Dessa forma, somente com orçamento prévio, é que poderá ser concedido reajuste aos servidores públicos.

Processo de referência: RE 905.357.

Desde o dia 11 de novembro de 2019, que o governo federal, via ofício-circular, determinou que os acidentes de trânsito ocorridos a partir da data indicada, no trajeto até o trabalho não são mais considerados acidentes de trabalho e, portanto, não possuem mais cobertura pelo Instituto Nacional do Seguro Social (INSS) – Medida Provisória nº 905/2019.

Dessa forma, caso o trabalhador seja vítima de um acidente, quando estiver a caminho do trabalho, não mais se tornará segurado do INSS.

Este ofício objetiva complementar a Medida Provisória nº 871/2019 (já amplamente discutida por aqui) – “pente fino no INSS” – e tem a finalidade de também impedir pagamentos ilegais e irregulares.

Se a senhora tem laudos médicos atualizados que atestam que é portadora de doenças graves (câncer maligno e pressão alta) e, via de consequência, o cumprimento da carga horária completa está lhe trazendo prejuízos, tem direito à redução do horário de trabalho sem compensação e sem redução da remuneração, com base no artigo 98, parágrafo 2º, da Lei nº 8.112/90 (RJU).

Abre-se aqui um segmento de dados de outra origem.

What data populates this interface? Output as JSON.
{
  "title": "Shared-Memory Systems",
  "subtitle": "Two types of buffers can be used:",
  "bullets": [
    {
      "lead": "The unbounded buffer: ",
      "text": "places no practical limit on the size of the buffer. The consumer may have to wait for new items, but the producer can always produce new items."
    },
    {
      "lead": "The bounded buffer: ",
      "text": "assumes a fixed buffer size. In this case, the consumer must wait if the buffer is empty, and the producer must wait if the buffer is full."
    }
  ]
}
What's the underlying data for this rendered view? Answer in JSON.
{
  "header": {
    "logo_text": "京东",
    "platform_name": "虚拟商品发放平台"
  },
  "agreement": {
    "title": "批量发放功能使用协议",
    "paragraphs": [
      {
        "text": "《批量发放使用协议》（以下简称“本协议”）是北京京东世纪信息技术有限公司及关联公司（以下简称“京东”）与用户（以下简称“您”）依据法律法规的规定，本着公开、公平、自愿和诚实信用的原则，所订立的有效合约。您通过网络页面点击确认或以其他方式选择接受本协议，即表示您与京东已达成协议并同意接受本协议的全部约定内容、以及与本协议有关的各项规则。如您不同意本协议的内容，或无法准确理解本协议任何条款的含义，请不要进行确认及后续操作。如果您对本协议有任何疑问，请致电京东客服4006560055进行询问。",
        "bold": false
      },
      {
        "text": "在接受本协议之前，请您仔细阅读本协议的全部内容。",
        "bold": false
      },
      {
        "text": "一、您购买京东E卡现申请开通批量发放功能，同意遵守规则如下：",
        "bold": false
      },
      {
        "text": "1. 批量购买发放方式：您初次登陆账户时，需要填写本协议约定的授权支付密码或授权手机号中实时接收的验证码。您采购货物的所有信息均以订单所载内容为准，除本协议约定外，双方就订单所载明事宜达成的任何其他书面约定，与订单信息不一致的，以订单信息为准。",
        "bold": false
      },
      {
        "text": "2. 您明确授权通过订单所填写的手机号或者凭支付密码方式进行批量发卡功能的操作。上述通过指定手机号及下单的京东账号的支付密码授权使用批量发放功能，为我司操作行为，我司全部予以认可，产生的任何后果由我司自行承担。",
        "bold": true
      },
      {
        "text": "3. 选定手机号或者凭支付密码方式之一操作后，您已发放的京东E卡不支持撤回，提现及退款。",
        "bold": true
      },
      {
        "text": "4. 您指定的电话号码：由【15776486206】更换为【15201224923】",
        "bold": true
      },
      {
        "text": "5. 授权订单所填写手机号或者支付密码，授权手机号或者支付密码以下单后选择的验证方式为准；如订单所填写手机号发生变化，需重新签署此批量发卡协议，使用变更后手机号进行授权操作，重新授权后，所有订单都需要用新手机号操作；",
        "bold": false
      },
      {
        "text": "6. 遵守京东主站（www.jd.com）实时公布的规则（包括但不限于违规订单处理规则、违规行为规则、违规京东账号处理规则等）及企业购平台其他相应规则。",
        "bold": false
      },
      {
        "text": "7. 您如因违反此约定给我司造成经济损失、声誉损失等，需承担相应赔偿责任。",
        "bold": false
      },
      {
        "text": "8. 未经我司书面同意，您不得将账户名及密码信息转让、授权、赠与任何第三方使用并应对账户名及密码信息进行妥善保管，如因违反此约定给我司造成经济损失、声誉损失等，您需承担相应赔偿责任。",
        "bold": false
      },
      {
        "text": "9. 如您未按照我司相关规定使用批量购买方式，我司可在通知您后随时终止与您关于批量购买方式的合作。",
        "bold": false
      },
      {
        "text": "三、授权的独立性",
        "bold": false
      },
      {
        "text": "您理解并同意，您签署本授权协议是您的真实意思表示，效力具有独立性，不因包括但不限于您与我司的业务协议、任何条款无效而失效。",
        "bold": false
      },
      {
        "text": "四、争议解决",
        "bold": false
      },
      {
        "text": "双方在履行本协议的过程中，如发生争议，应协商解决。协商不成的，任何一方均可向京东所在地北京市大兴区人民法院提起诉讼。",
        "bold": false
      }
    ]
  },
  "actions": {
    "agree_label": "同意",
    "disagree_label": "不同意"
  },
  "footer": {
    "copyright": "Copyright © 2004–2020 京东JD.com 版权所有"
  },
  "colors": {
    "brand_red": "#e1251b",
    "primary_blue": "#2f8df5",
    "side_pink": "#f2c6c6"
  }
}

Contudo, alerto-lhe que antes deverá submeter-se ao exame da junta médica oficial/judicial para ratificação dos diagnósticos contidos nos seus laudos médicos particulares.

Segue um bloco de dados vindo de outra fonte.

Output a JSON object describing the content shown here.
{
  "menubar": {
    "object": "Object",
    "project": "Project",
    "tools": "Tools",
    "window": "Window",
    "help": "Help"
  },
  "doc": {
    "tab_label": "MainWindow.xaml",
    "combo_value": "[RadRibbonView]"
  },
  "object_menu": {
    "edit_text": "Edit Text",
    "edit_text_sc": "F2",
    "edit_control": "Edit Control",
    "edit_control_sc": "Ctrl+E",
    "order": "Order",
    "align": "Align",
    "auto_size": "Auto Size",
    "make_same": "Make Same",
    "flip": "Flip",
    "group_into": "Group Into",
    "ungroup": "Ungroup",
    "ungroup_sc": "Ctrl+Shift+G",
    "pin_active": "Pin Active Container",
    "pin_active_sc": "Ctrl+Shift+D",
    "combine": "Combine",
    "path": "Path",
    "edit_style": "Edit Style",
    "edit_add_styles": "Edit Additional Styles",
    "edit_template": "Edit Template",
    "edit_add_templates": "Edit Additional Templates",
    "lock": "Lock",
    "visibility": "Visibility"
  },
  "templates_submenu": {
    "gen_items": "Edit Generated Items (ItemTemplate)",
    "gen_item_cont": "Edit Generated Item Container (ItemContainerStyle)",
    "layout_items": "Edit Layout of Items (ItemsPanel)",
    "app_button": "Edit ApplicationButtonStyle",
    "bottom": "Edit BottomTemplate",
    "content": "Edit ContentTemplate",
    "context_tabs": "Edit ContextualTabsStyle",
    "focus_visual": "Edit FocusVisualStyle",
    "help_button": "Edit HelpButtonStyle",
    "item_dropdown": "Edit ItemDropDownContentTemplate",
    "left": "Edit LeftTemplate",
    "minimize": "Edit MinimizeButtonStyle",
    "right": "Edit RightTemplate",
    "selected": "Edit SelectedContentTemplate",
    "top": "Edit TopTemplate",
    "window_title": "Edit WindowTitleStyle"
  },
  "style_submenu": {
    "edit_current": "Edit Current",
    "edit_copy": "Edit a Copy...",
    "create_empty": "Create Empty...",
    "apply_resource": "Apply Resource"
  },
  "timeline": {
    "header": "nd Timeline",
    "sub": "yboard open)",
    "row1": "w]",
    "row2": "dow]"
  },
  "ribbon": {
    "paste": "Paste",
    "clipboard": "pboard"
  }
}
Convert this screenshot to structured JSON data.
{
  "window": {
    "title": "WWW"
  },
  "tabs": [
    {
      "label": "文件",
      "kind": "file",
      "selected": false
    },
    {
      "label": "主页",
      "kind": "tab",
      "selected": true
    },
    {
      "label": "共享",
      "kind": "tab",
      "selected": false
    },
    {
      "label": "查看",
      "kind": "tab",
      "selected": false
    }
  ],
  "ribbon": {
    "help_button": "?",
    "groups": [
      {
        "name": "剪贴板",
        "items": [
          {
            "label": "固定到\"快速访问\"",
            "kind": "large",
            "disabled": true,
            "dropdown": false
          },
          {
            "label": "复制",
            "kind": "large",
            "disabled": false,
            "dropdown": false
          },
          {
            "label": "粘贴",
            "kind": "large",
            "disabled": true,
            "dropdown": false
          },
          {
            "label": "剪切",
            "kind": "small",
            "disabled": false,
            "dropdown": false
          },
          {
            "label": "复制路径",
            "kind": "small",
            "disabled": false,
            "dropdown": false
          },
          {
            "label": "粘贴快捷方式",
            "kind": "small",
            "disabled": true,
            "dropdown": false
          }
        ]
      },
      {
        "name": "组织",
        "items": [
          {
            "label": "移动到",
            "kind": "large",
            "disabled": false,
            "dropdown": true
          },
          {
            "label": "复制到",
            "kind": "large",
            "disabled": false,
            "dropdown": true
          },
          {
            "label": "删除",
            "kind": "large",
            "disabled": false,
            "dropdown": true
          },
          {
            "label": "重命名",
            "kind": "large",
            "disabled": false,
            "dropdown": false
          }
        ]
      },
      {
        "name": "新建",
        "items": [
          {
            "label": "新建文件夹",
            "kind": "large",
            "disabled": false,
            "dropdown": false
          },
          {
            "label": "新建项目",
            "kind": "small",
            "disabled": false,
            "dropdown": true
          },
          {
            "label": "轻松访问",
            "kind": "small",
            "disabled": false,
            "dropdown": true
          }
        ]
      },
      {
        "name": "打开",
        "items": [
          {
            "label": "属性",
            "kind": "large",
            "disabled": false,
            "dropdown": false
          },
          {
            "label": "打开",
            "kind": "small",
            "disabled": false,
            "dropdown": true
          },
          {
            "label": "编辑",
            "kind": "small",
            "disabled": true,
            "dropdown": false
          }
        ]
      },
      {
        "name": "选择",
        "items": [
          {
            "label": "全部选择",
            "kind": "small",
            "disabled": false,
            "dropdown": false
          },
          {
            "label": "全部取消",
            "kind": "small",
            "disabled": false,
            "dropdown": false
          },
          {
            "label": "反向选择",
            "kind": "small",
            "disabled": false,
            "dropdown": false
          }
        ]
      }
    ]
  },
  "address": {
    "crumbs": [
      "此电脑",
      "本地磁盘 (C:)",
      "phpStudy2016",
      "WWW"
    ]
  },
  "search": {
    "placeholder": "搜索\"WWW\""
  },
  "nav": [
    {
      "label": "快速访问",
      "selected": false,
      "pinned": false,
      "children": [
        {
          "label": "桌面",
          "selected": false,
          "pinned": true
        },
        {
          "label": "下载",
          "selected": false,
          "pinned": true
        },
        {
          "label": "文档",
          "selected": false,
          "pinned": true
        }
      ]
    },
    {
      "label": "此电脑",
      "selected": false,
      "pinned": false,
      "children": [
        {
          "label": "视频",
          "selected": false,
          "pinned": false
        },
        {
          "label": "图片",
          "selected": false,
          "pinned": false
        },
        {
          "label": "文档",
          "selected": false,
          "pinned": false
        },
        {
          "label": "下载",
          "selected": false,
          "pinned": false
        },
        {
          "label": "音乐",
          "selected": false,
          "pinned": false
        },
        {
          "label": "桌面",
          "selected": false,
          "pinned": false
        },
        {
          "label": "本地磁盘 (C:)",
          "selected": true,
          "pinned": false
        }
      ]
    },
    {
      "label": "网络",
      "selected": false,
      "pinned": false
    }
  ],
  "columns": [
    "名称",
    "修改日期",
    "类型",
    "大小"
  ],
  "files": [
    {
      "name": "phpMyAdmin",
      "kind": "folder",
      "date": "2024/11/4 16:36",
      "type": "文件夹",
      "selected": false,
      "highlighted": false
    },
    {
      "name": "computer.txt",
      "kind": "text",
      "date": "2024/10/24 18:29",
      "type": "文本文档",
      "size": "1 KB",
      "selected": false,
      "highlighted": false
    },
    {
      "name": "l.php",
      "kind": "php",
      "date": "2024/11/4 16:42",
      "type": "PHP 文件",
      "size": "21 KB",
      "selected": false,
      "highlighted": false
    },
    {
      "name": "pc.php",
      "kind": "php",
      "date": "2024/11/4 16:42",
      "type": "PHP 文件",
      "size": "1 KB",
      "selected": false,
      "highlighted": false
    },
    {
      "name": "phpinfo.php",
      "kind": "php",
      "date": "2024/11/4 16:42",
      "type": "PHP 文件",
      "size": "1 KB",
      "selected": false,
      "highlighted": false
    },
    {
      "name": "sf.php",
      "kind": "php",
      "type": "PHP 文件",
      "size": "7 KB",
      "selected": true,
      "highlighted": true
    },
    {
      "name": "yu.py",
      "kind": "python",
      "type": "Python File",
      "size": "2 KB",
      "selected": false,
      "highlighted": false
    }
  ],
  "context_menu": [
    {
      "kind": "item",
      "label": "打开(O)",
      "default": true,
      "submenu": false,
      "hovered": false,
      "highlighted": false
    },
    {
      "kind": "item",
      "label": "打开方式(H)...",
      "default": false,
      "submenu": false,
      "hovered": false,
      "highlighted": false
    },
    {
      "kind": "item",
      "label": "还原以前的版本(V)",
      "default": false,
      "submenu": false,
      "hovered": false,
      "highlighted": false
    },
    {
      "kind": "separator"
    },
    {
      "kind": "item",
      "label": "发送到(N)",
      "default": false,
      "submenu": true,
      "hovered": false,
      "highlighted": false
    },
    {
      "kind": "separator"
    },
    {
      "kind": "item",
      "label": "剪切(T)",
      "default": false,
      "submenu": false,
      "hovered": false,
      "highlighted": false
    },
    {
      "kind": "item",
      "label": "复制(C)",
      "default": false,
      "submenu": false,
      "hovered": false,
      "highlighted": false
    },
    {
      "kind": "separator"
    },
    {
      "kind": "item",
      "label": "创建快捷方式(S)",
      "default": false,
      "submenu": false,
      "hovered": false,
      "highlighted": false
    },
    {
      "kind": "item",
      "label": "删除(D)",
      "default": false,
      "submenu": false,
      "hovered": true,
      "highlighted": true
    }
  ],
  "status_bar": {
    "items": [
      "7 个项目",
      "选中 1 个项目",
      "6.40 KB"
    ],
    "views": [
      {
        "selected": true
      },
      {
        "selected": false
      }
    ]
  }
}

Como o senhor já está morando no apartamento, juntamente, com sua família, então a responsabilidade pelo pagamento pelas despesas do condomínio são do senhor.

Isso porque, não é o registro do negócio no cartório competente que define de quem é ou não a responsabilidade pelas taxas condominiais, mas sim, a efetiva posse do imóvel pelo comprador (no caso, o senhor), bem como a ciência do condomínio sobre a transação.

Cada vez mais frequentes, tem sido as controvérsias entre ex-casais que possuem animais de estimação, já que a prática de criar bichos vem aumentando a cada dia.

Por conta disso, já foi aprovado projeto de lei que estabelece as regras para a posse de animal de estimação, quando o casal se separa.

Segundo o texto, os donos devem definir em acordo, caso amigável, os direitos e deveres de cada um na manutenção do animal., tais como: condições de moradia e de trato; os horários para visitas e a responsabilidade pelo pagamento de despesas, inclusive as veterinárias.

Também deverá estabelecer as condições para o cruzamento ou para venda do animal de estimação e suas crias.

Contudo, caso não seja possível o acordo (hipótese da senhora), os direitos e as obrigações serão fixados pelo juiz em ação judicial.

Ilegal e arbitrariamente, o INSS cancelou o benefício pensão por morte, recebido desde 2016 por uma mulher, tendo em vista que não a notificou previamente sobre o motivo da cessação da pensão.

Por conta disso, a pensionista solicitou, administrativamente, o restabelecimento da pensão por morte.

Contudo, por ter passado mais de 90 (noventa) dias do dia do protocolo do pedido até a presente data, sem que o INSS se manifestasse a respeito, contratou o escritório Villar Maia Advocacia e Consultoria com a finalidade da autarquia-previdenciária ser compelida a se pronunciar a respeito do requerimento, tendo o juiz federal da 21ª Vara de Pernambuco deferido a liminar, concedendo ao INSS 20 (vinte) dias para analisar o pedido de restabelecimento da pensão por morte formulado pela cidadã.

Caso contrário, a autarquia pagará R$ 200,00 (duzentos reais) ao dia, a título de multa, a ser revertida a favor da pensionista.